On 1 September 2024, Ani was appointed as the University of Indonesia's Professor of Gender and Human Rights in International Relations. Her inaugural speech as professor, which was read on 21 December 2024, was titled Human Rights, Gender and Global Politics: An Intersectionality Perspective. Her speech discussed the historical development of International Relations (IR) studies, especially post-World War II, and the importance of human rights and gender equality in global governance. The speech also emphasized the interconnectedness of human rights and gender issues in IR, highlighting the role of feminism in understanding global politics, and addressed the concept of intersectionality, its origins in black feminism, and its relevance in contemporary IR studies. She also reflected on unresolved human rights issues in Papua, Indonesia, and called for more inclusive and just political practices.

== Personal life ==
Ani was married to Hero Utomo Kuntjoro-Jakti, a fellow international relations lecturer and an East Asia expert at the university.
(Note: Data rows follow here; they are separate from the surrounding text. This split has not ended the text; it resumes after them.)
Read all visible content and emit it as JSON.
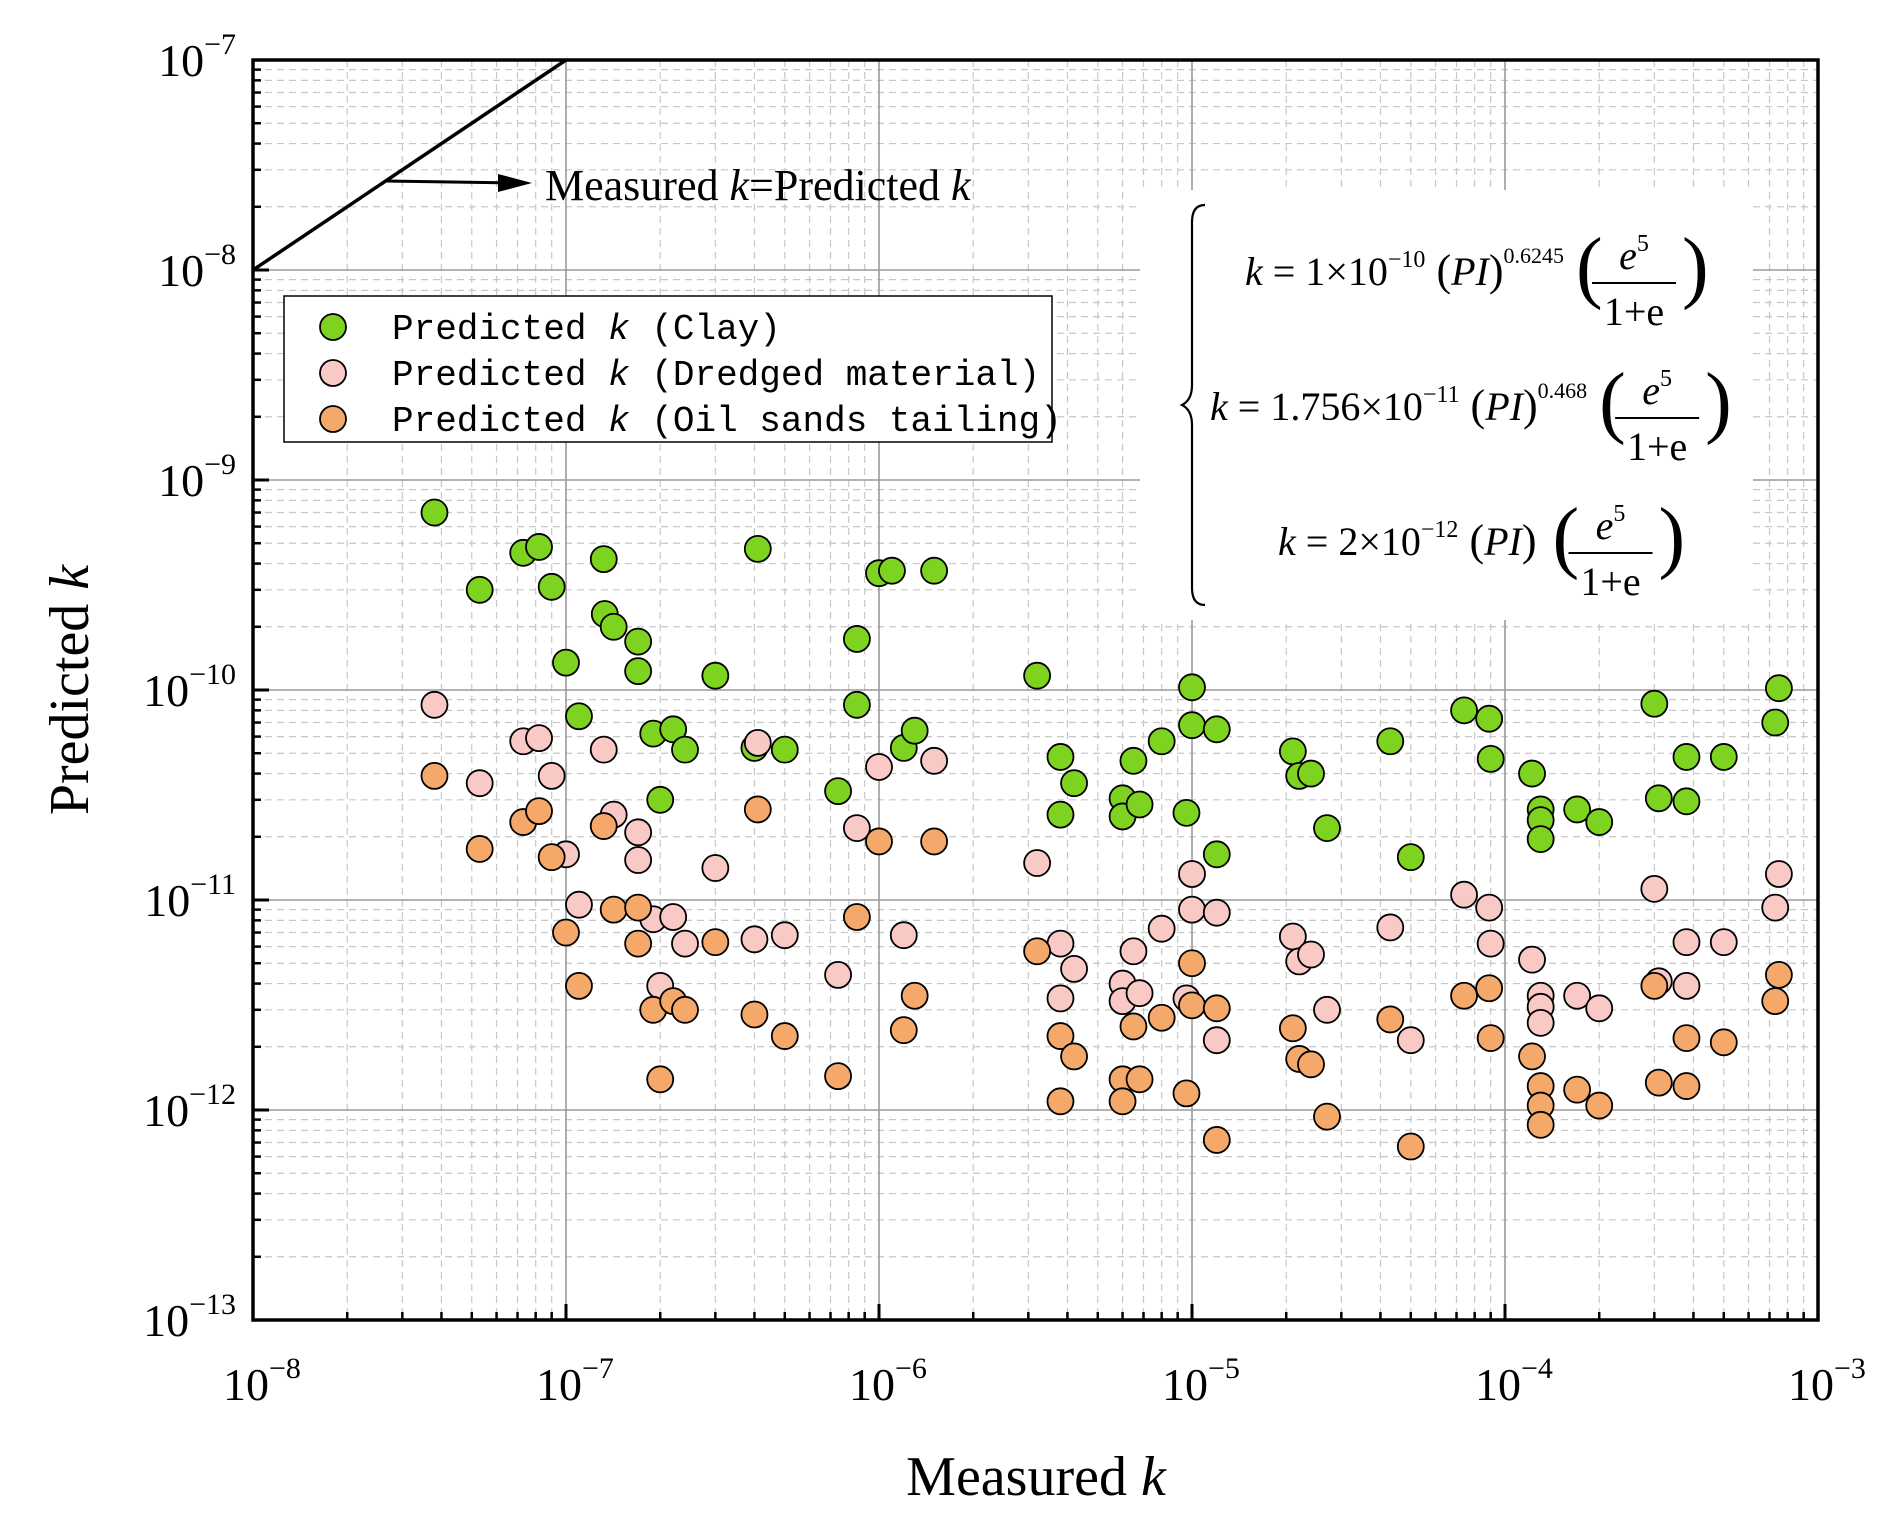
{
  "chart_data": {
    "type": "scatter",
    "title": "",
    "xlabel": "Measured",
    "ylabel": "Predicted",
    "axis_variable": "k",
    "xscale": "log",
    "yscale": "log",
    "xlim": [
      1e-08,
      0.001
    ],
    "ylim": [
      1e-13,
      1e-07
    ],
    "x_ticks": [
      {
        "base": "10",
        "exp": "−8"
      },
      {
        "base": "10",
        "exp": "−7"
      },
      {
        "base": "10",
        "exp": "−6"
      },
      {
        "base": "10",
        "exp": "−5"
      },
      {
        "base": "10",
        "exp": "−4"
      },
      {
        "base": "10",
        "exp": "−3"
      }
    ],
    "y_ticks": [
      {
        "base": "10",
        "exp": "−13"
      },
      {
        "base": "10",
        "exp": "−12"
      },
      {
        "base": "10",
        "exp": "−11"
      },
      {
        "base": "10",
        "exp": "−10"
      },
      {
        "base": "10",
        "exp": "−9"
      },
      {
        "base": "10",
        "exp": "−8"
      },
      {
        "base": "10",
        "exp": "−7"
      }
    ],
    "grid": true,
    "legend_position": "upper-left",
    "reference_line": {
      "label_prefix": "Measured ",
      "label_mid": "=Predicted ",
      "var": "k"
    },
    "series": [
      {
        "name": "Predicted k (Clay)",
        "legend_prefix": "Predicted ",
        "legend_var": "k",
        "legend_suffix": " (Clay)",
        "color": "#7ed321",
        "points": [
          [
            3.8e-08,
            7e-10
          ],
          [
            5.3e-08,
            3e-10
          ],
          [
            7.3e-08,
            4.5e-10
          ],
          [
            8.2e-08,
            4.8e-10
          ],
          [
            9e-08,
            3.1e-10
          ],
          [
            1e-07,
            1.35e-10
          ],
          [
            1.1e-07,
            7.5e-11
          ],
          [
            1.32e-07,
            4.2e-10
          ],
          [
            1.33e-07,
            2.3e-10
          ],
          [
            1.42e-07,
            2e-10
          ],
          [
            1.7e-07,
            1.7e-10
          ],
          [
            1.7e-07,
            1.23e-10
          ],
          [
            1.9e-07,
            6.2e-11
          ],
          [
            2e-07,
            3e-11
          ],
          [
            2.2e-07,
            6.5e-11
          ],
          [
            2.4e-07,
            5.2e-11
          ],
          [
            3e-07,
            1.17e-10
          ],
          [
            4e-07,
            5.3e-11
          ],
          [
            4.1e-07,
            4.7e-10
          ],
          [
            5e-07,
            5.2e-11
          ],
          [
            7.4e-07,
            3.3e-11
          ],
          [
            8.5e-07,
            1.75e-10
          ],
          [
            8.5e-07,
            8.5e-11
          ],
          [
            1e-06,
            3.6e-10
          ],
          [
            1.1e-06,
            3.7e-10
          ],
          [
            1.2e-06,
            5.3e-11
          ],
          [
            1.3e-06,
            6.4e-11
          ],
          [
            1.5e-06,
            3.7e-10
          ],
          [
            3.2e-06,
            1.17e-10
          ],
          [
            3.8e-06,
            4.8e-11
          ],
          [
            4.2e-06,
            3.6e-11
          ],
          [
            3.8e-06,
            2.55e-11
          ],
          [
            6e-06,
            3.05e-11
          ],
          [
            6e-06,
            2.5e-11
          ],
          [
            6.5e-06,
            4.6e-11
          ],
          [
            6.8e-06,
            2.85e-11
          ],
          [
            8e-06,
            5.7e-11
          ],
          [
            9.6e-06,
            2.6e-11
          ],
          [
            1e-05,
            1.03e-10
          ],
          [
            1e-05,
            6.8e-11
          ],
          [
            1.2e-05,
            6.5e-11
          ],
          [
            1.2e-05,
            1.65e-11
          ],
          [
            2.1e-05,
            5.1e-11
          ],
          [
            2.2e-05,
            3.9e-11
          ],
          [
            2.4e-05,
            4e-11
          ],
          [
            2.7e-05,
            2.2e-11
          ],
          [
            4.3e-05,
            5.7e-11
          ],
          [
            5e-05,
            1.6e-11
          ],
          [
            7.4e-05,
            8e-11
          ],
          [
            8.9e-05,
            7.3e-11
          ],
          [
            9e-05,
            4.7e-11
          ],
          [
            0.000122,
            4e-11
          ],
          [
            0.00013,
            2.7e-11
          ],
          [
            0.00013,
            2.4e-11
          ],
          [
            0.00013,
            1.95e-11
          ],
          [
            0.00017,
            2.7e-11
          ],
          [
            0.0002,
            2.35e-11
          ],
          [
            0.0003,
            8.6e-11
          ],
          [
            0.00031,
            3.05e-11
          ],
          [
            0.00038,
            4.8e-11
          ],
          [
            0.00038,
            2.95e-11
          ],
          [
            0.0005,
            4.8e-11
          ],
          [
            0.00073,
            7e-11
          ],
          [
            0.00075,
            1.02e-10
          ]
        ]
      },
      {
        "name": "Predicted k (Dredged material)",
        "legend_prefix": "Predicted ",
        "legend_var": "k",
        "legend_suffix": " (Dredged material)",
        "color": "#f9c9c6",
        "points": [
          [
            3.8e-08,
            8.5e-11
          ],
          [
            5.3e-08,
            3.6e-11
          ],
          [
            7.3e-08,
            5.7e-11
          ],
          [
            8.2e-08,
            5.9e-11
          ],
          [
            9e-08,
            3.9e-11
          ],
          [
            1e-07,
            1.65e-11
          ],
          [
            1.1e-07,
            9.5e-12
          ],
          [
            1.32e-07,
            5.2e-11
          ],
          [
            1.42e-07,
            2.55e-11
          ],
          [
            1.7e-07,
            2.1e-11
          ],
          [
            1.7e-07,
            1.55e-11
          ],
          [
            1.9e-07,
            8.1e-12
          ],
          [
            2e-07,
            3.9e-12
          ],
          [
            2.2e-07,
            8.3e-12
          ],
          [
            2.4e-07,
            6.2e-12
          ],
          [
            3e-07,
            1.42e-11
          ],
          [
            4e-07,
            6.5e-12
          ],
          [
            4.1e-07,
            5.6e-11
          ],
          [
            5e-07,
            6.8e-12
          ],
          [
            7.4e-07,
            4.4e-12
          ],
          [
            8.5e-07,
            2.2e-11
          ],
          [
            1e-06,
            4.3e-11
          ],
          [
            1.2e-06,
            6.8e-12
          ],
          [
            1.5e-06,
            4.6e-11
          ],
          [
            3.2e-06,
            1.5e-11
          ],
          [
            3.8e-06,
            3.4e-12
          ],
          [
            3.8e-06,
            6.2e-12
          ],
          [
            4.2e-06,
            4.7e-12
          ],
          [
            6e-06,
            4e-12
          ],
          [
            6e-06,
            3.3e-12
          ],
          [
            6.5e-06,
            5.7e-12
          ],
          [
            6.8e-06,
            3.6e-12
          ],
          [
            8e-06,
            7.3e-12
          ],
          [
            9.6e-06,
            3.4e-12
          ],
          [
            1e-05,
            1.33e-11
          ],
          [
            1e-05,
            9e-12
          ],
          [
            1.2e-05,
            8.7e-12
          ],
          [
            1.2e-05,
            2.15e-12
          ],
          [
            2.1e-05,
            6.7e-12
          ],
          [
            2.2e-05,
            5.1e-12
          ],
          [
            2.4e-05,
            5.5e-12
          ],
          [
            2.7e-05,
            3e-12
          ],
          [
            4.3e-05,
            7.4e-12
          ],
          [
            5e-05,
            2.15e-12
          ],
          [
            7.4e-05,
            1.06e-11
          ],
          [
            8.9e-05,
            9.2e-12
          ],
          [
            9e-05,
            6.2e-12
          ],
          [
            0.000122,
            5.2e-12
          ],
          [
            0.00013,
            3.5e-12
          ],
          [
            0.00013,
            3.1e-12
          ],
          [
            0.00013,
            2.6e-12
          ],
          [
            0.00017,
            3.5e-12
          ],
          [
            0.0002,
            3.05e-12
          ],
          [
            0.0003,
            1.13e-11
          ],
          [
            0.00031,
            4.1e-12
          ],
          [
            0.00038,
            6.3e-12
          ],
          [
            0.00038,
            3.9e-12
          ],
          [
            0.0005,
            6.3e-12
          ],
          [
            0.00073,
            9.2e-12
          ],
          [
            0.00075,
            1.33e-11
          ]
        ]
      },
      {
        "name": "Predicted k (Oil sands tailing)",
        "legend_prefix": "Predicted ",
        "legend_var": "k",
        "legend_suffix": " (Oil sands tailing)",
        "color": "#f4a96b",
        "points": [
          [
            3.8e-08,
            3.9e-11
          ],
          [
            5.3e-08,
            1.75e-11
          ],
          [
            7.3e-08,
            2.35e-11
          ],
          [
            8.2e-08,
            2.65e-11
          ],
          [
            9e-08,
            1.6e-11
          ],
          [
            1e-07,
            7e-12
          ],
          [
            1.1e-07,
            3.9e-12
          ],
          [
            1.32e-07,
            2.25e-11
          ],
          [
            1.42e-07,
            9e-12
          ],
          [
            1.7e-07,
            9.2e-12
          ],
          [
            1.7e-07,
            6.2e-12
          ],
          [
            1.9e-07,
            3e-12
          ],
          [
            2e-07,
            1.4e-12
          ],
          [
            2.2e-07,
            3.3e-12
          ],
          [
            2.4e-07,
            3e-12
          ],
          [
            3e-07,
            6.3e-12
          ],
          [
            4e-07,
            2.85e-12
          ],
          [
            4.1e-07,
            2.7e-11
          ],
          [
            5e-07,
            2.25e-12
          ],
          [
            7.4e-07,
            1.45e-12
          ],
          [
            8.5e-07,
            8.3e-12
          ],
          [
            1e-06,
            1.9e-11
          ],
          [
            1.2e-06,
            2.4e-12
          ],
          [
            1.3e-06,
            3.5e-12
          ],
          [
            1.5e-06,
            1.9e-11
          ],
          [
            3.2e-06,
            5.7e-12
          ],
          [
            3.8e-06,
            1.1e-12
          ],
          [
            3.8e-06,
            2.25e-12
          ],
          [
            4.2e-06,
            1.8e-12
          ],
          [
            6e-06,
            1.4e-12
          ],
          [
            6e-06,
            1.1e-12
          ],
          [
            6.5e-06,
            2.5e-12
          ],
          [
            6.8e-06,
            1.4e-12
          ],
          [
            8e-06,
            2.75e-12
          ],
          [
            9.6e-06,
            1.2e-12
          ],
          [
            1e-05,
            5e-12
          ],
          [
            1e-05,
            3.15e-12
          ],
          [
            1.2e-05,
            3.05e-12
          ],
          [
            1.2e-05,
            7.2e-13
          ],
          [
            2.1e-05,
            2.45e-12
          ],
          [
            2.2e-05,
            1.75e-12
          ],
          [
            2.4e-05,
            1.65e-12
          ],
          [
            2.7e-05,
            9.3e-13
          ],
          [
            4.3e-05,
            2.7e-12
          ],
          [
            5e-05,
            6.7e-13
          ],
          [
            7.4e-05,
            3.5e-12
          ],
          [
            8.9e-05,
            3.8e-12
          ],
          [
            9e-05,
            2.2e-12
          ],
          [
            0.000122,
            1.8e-12
          ],
          [
            0.00013,
            1.3e-12
          ],
          [
            0.00013,
            1.05e-12
          ],
          [
            0.00013,
            8.5e-13
          ],
          [
            0.00017,
            1.25e-12
          ],
          [
            0.0002,
            1.05e-12
          ],
          [
            0.0003,
            3.9e-12
          ],
          [
            0.00031,
            1.35e-12
          ],
          [
            0.00038,
            2.2e-12
          ],
          [
            0.00038,
            1.3e-12
          ],
          [
            0.0005,
            2.1e-12
          ],
          [
            0.00073,
            3.3e-12
          ],
          [
            0.00075,
            4.4e-12
          ]
        ]
      }
    ],
    "equations": [
      {
        "lhs": "k",
        "coef_text": "1×10",
        "coef_exp": "−10",
        "power": "0.6245"
      },
      {
        "lhs": "k",
        "coef_text": "1.756×10",
        "coef_exp": "−11",
        "power": "0.468"
      },
      {
        "lhs": "k",
        "coef_text": "2×10",
        "coef_exp": "−12",
        "power": ""
      }
    ],
    "equation_parts": {
      "equals": "=",
      "pi": "PI",
      "e_base": "e",
      "e_exp": "5",
      "denominator": "1+e"
    }
  }
}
Hero was the younger brother of the former ambassador to the United States and coordinating minister for economy Dorodjatun Kuntjoro-Jakti. Ani met Hero during her master's studies at the University of Washington in 1987. The couple was married in 1994, while Ani was still in the United States. The couple lived together along with their daughter, Mirna Heradyani, in Jagakarsa, South Jakarta. Hero died in 1997 due to his illness and the family moved to Ani's childhood house in Cempaka Putih, Central Jakarta.